Allow enterprise-level controls for commercial licenses
There is a demand to use this software for some proprietary applications, but currently community plugins cannot be disabled, are not reviewed or trusted, and there are no enterprise management features that would allow IT departments to safely restrict which plugins are used. In other words, we don’t have a safe way to use even the pro/paid versions. Obsidian cloud sync is explicitly denied. The absence of these features restricts Obsidian from being considered in many use cases where it would otherwise be incomparably superior to alternatives (OneNote, email correspondance, etc.).
Proposed solution
Please allow commercial licenses to be more easily configured for enterprise use, similar to security features which exist for other software geared towards corporate use (e.g. Microsoft Teams). At minimum, allow restriction/disabling of plugins and cloud sync.
+1 On this – The two main concerns for my organization are plugin restriction (users cannot install unapproved plugins) and identity restriction (users cannot login to sync on non-company accounts).
Absolutely a required feature at this point. Can’t easily convince a company that is concerned with safety that using this tool will be safe without some form of plugin restriction that can be pushed from an admin portal/account. Perhaps setting it up as whomever has the admin permissions can pull community plugins from the larger pool and put them in a ‘managed plugins’ area. that way the admins can vet and approve what is being requested by their users without exposing potentially sensitive information to unknown sources.

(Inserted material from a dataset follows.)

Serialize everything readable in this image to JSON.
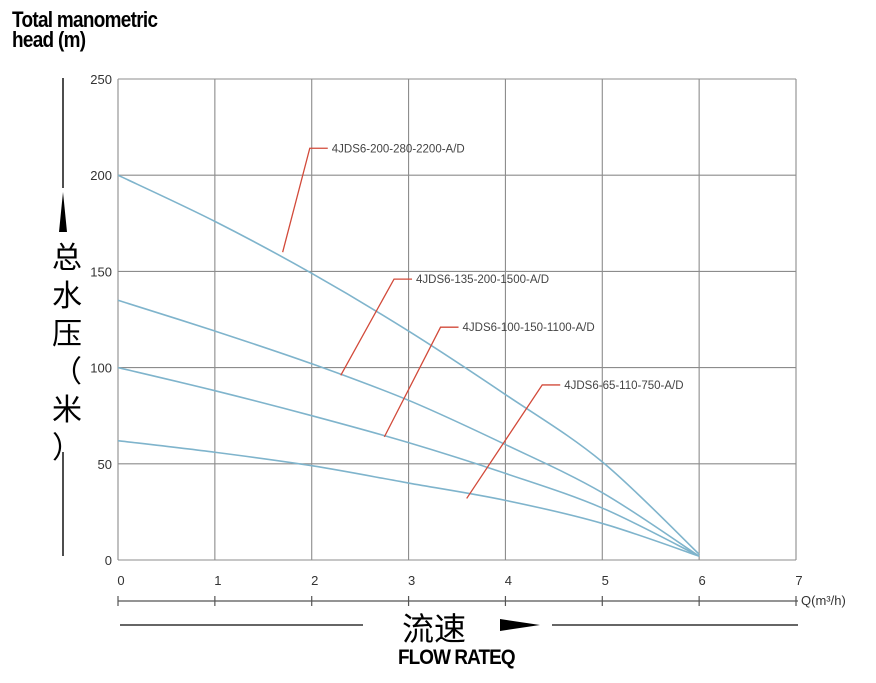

As I discussed in another thread, if you provided some way to white list plugins, then we could take it upon ourselves to do the security assessments for the most popular plugins and allow our users to install them.
Currently, it’s all or nothing, which forces us to allow nothing.
Although the ease of syncing and publishing are very good features the addition of a way to disable these features using group policy would make it a lot easier to get permission to install in a corporate environment. The only method I have found so far is disabling the sync domains at the firewalls but this may not be acceptable to IT.
Proposed solution
Add a group policy controllable setting that could be used to disable sync and publish on all Obsidian installs (including portable).
This could be extended to include enabling sync to only company mobiles and having similar restrictions available to corporate IT in the mobile app - but this is more of a stretch goal.
Current workaround (optional)
Blocking the sync domains at the company firewalls may be a workaround.